Las Malas Amistades Patio Bonita Review

Released 2007.  

BBC Review

Eccentric Colombians ahoy! Whimsical fun...

Chris White 2007

What an odd album this is.


Picture if you will a group of intoxicated folk musicians let loose in a studio filled with antiquated synthesisers and random percussion instruments and you may muster some idea of what Las Malas Amistades sound like. The fact that the group, hailing as they do from Colombia, sing entirely in Spanish makes the whole exercise even more impenetrable to the monolingual Anglo-Saxon ear.


Formed in Bogota back in 1994, this collective of former art and film students combine a disparate range of influences, from Serge Gainsbourg and Captain Beefheart to the traditional music of their homeland, to create a unique sound that is as beguiling as it is frustrating.

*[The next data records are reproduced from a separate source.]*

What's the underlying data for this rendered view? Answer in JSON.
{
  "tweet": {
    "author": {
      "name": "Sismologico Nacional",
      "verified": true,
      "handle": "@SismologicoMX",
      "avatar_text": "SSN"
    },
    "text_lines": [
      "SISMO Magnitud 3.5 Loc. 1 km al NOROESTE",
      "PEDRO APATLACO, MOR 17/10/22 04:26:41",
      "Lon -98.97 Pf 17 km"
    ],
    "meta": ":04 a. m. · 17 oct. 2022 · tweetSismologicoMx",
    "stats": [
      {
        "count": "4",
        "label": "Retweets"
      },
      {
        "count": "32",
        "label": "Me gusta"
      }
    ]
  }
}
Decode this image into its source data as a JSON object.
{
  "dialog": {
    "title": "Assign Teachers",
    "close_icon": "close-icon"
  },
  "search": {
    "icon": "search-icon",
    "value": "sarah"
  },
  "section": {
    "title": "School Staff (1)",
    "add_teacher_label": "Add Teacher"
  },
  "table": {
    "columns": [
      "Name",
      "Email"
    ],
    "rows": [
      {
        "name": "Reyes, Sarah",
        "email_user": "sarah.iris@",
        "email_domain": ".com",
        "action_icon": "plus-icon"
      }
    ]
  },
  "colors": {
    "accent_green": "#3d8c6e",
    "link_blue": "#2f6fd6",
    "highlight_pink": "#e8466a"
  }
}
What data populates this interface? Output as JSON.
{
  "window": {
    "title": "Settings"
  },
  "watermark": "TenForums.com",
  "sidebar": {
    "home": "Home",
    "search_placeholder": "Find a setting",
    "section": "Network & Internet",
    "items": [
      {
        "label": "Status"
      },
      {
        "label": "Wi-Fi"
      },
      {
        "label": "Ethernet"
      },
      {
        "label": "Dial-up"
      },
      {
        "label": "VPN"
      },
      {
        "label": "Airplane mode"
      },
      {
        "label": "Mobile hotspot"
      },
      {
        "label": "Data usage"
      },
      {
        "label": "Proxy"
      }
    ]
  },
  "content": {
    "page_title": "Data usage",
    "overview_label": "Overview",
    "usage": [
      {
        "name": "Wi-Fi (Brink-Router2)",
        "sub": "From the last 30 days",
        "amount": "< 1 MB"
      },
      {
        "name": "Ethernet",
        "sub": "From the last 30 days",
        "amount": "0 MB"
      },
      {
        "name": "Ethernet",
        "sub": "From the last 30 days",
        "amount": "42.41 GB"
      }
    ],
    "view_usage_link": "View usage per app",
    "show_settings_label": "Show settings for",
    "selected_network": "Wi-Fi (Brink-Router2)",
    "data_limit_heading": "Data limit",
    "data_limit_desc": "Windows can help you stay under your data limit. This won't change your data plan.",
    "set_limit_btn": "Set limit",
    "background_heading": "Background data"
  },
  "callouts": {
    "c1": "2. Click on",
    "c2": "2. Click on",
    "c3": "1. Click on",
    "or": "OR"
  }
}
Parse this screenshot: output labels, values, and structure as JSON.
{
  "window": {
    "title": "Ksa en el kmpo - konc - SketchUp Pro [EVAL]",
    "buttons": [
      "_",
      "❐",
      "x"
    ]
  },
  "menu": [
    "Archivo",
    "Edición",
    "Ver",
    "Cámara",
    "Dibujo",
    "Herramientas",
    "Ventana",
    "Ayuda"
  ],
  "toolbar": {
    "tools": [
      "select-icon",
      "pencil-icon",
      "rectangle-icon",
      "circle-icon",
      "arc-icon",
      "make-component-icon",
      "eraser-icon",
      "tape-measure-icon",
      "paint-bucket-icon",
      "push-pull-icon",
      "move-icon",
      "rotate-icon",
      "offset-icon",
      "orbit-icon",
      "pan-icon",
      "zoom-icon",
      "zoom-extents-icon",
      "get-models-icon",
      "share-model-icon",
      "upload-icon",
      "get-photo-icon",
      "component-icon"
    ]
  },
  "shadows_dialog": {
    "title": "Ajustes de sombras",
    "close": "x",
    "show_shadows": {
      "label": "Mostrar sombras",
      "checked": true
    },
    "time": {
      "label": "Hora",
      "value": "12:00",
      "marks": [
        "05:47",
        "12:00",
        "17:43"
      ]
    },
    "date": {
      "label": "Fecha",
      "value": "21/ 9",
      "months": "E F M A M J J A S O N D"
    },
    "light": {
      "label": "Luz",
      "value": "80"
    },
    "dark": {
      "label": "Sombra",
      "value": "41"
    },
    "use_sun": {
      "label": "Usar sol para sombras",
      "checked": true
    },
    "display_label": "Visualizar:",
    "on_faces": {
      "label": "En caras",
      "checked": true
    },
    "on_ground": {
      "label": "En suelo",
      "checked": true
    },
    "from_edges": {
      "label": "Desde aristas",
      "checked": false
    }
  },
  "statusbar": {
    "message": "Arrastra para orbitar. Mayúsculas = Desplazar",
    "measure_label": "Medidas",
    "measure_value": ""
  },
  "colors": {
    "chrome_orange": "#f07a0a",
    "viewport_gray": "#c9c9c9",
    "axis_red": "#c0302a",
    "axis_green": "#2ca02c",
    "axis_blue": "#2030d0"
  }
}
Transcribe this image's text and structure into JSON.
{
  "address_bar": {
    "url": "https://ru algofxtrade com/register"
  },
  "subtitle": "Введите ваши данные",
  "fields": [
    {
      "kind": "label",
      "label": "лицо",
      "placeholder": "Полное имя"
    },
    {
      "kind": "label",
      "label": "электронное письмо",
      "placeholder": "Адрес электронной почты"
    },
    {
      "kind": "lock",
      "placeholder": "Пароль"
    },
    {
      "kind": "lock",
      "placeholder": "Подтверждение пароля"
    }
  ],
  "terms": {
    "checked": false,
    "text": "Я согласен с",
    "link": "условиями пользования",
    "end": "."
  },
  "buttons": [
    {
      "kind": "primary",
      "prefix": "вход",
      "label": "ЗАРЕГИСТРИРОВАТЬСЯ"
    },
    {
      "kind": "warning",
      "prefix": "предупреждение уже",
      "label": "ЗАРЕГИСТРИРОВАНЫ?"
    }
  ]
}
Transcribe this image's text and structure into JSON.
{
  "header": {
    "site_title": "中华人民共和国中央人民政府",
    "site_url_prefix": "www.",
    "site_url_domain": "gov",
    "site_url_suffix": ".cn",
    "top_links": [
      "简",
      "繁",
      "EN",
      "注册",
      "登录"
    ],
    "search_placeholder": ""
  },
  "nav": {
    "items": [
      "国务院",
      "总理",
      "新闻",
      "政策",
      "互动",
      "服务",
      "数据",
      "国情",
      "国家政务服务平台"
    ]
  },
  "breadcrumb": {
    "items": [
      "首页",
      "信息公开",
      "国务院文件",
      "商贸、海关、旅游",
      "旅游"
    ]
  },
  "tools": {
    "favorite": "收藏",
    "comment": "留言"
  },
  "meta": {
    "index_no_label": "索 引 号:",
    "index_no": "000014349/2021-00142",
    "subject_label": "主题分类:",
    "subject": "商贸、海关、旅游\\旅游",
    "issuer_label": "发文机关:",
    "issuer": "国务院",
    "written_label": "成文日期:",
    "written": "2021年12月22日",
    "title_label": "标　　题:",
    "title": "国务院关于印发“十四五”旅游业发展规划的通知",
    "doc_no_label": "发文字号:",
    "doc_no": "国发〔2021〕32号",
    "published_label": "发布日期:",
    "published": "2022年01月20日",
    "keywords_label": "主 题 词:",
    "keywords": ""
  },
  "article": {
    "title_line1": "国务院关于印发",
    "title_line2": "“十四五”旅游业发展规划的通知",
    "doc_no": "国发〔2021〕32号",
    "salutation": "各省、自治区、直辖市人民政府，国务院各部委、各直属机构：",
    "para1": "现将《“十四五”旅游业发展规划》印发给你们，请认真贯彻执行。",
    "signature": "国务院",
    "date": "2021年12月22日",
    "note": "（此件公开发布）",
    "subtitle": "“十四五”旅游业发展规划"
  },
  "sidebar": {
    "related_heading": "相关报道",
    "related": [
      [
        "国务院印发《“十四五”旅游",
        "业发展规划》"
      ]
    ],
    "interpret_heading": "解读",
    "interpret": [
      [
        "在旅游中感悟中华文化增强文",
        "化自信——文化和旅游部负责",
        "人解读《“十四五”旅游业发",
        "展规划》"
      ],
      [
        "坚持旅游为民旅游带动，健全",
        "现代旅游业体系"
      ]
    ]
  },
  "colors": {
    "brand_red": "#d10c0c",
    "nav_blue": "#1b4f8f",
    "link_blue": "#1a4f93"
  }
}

Patio Bonito, their third full-length release, is a spontaneous, lo-fi batch of short, scratchy songs (19 in all over 40 minutes) that often seem to be over before they have really begun. The album lurches haphazardly from track to track across a bewildering array of styles and tempos, revealing tantalising, spidery snatches of melody that crawl infectiously over the listener before disappearing just as quickly as they arrived.


Rather like the maverick Scottish songwriter Lone Pigeon, Las Malas Amistades seem to have a plethora of ideas but an infuriating lack of focus. They are at their best when acoustic and relatively uncluttered, for example on 'ā€˜Uā€™' and ''Museo De Los Imperfectos'ā€™, allowing their simple, sinuous sensuality to really shine through.


Overall however, one cannot help but think that this enjoyably eccentric trip could have been even better had the band opted to write some longer, more structured songs, concentrating on their strengths while retaining the whimsical sense of fun that makes this record greater than the sum of its parts.